En cada uno de estos casos, no hay un “todo/conjunto”, no hay un poder superior que fuerce a cumplir unas obligaciones, simplemente dos o más individuos que eligen entretejer sus particularidades únicas con el fin de disfrutar mejor sus vidas o lograr un esfuerzo mutuamente beneficioso para ellos. La individualidad, la singularidad incomparable y absoluta de cada uno de los involucrados, proporciona la base para la reciprocidad de este tipo de relaciones –relaciones que nunca son “más importantes que la suma de sus partes”, sino más bien aumentan la grandeza de cada uno de los individuos que participan en ella–.

Hay otras dos formas de relacionarme que puedo no desear o valorar tanto como las que acabo de describir, pero que aún así prefiero antes que la tolerancia mutua y el consentimiento tan necesarios para la comunidad: la enemistad y el desprecio. Limitarme a tolerar a los demás, es intolerable para mí. Si tus proyectos, objetivos o deseos están en conflicto con los míos, vamos a ser enemigos. Si tú no eres un enemigo digno, te despreciaré.
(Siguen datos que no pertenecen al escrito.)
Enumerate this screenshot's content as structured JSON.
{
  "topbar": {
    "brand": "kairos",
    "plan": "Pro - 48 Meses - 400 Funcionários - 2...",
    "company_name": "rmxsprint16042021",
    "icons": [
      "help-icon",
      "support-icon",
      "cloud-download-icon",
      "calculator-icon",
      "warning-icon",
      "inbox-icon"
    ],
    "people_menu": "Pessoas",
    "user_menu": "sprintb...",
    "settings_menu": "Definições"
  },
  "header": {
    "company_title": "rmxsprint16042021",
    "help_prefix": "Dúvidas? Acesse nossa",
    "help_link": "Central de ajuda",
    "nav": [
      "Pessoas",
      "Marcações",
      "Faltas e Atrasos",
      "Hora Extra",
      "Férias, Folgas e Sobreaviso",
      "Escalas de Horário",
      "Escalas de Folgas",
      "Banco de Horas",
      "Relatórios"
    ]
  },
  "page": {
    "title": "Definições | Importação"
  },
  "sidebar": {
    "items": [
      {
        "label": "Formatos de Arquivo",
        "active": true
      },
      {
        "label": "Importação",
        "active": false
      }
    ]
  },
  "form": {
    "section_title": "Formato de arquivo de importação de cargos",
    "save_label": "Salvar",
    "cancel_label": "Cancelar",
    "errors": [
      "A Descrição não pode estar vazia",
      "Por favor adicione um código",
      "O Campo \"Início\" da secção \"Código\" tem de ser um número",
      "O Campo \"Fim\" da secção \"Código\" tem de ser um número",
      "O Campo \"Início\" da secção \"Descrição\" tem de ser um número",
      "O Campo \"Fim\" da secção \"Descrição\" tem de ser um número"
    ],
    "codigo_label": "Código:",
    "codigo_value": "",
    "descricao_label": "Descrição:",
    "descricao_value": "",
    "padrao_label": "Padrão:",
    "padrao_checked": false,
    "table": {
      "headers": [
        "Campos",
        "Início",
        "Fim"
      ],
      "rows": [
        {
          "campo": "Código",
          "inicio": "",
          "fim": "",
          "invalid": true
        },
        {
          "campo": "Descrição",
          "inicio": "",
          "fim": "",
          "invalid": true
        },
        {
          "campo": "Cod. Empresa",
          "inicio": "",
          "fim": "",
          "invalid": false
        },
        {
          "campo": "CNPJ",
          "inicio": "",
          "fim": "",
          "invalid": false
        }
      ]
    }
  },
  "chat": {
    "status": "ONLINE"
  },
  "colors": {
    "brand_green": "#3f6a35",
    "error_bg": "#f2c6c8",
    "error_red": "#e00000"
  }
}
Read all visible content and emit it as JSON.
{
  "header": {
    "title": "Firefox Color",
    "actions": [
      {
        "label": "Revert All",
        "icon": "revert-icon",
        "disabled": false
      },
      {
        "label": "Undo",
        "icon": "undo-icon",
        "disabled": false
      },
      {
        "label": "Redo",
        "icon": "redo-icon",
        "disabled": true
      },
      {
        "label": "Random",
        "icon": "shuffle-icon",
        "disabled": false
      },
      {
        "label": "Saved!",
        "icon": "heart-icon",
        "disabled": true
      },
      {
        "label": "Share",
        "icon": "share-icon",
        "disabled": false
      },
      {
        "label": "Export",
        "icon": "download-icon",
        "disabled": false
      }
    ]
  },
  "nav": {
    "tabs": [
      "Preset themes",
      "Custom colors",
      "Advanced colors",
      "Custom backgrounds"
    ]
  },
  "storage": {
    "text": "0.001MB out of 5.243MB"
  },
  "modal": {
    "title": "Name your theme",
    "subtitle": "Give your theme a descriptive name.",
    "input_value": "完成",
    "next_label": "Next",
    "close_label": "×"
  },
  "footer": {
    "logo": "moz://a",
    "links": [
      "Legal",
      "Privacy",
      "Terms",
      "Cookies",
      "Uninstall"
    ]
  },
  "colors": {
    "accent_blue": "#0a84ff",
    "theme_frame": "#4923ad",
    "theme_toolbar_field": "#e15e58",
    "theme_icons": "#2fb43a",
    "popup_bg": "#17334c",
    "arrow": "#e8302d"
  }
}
Hacerlo de otra manera –en nombre de la comunidad o de “llevarse bien”–sería un insulto  a tu individualidad y a tu singularidad, y reforzaría la mentira de la comunidad.

Apio Ludd

Publicado en el N° 18 de la revista My Own. 6 de febrero de 2016.


1. Por supuesto, las fuerzas armadas de la comunidad, los  policías, tienen la capacidad de imponer estándares para la comunidad.

2. Por supuesto, existen “camaraderías” impuestas, por ejemplo: el prisionero con un compañero de celda o el recluta en el cuartel.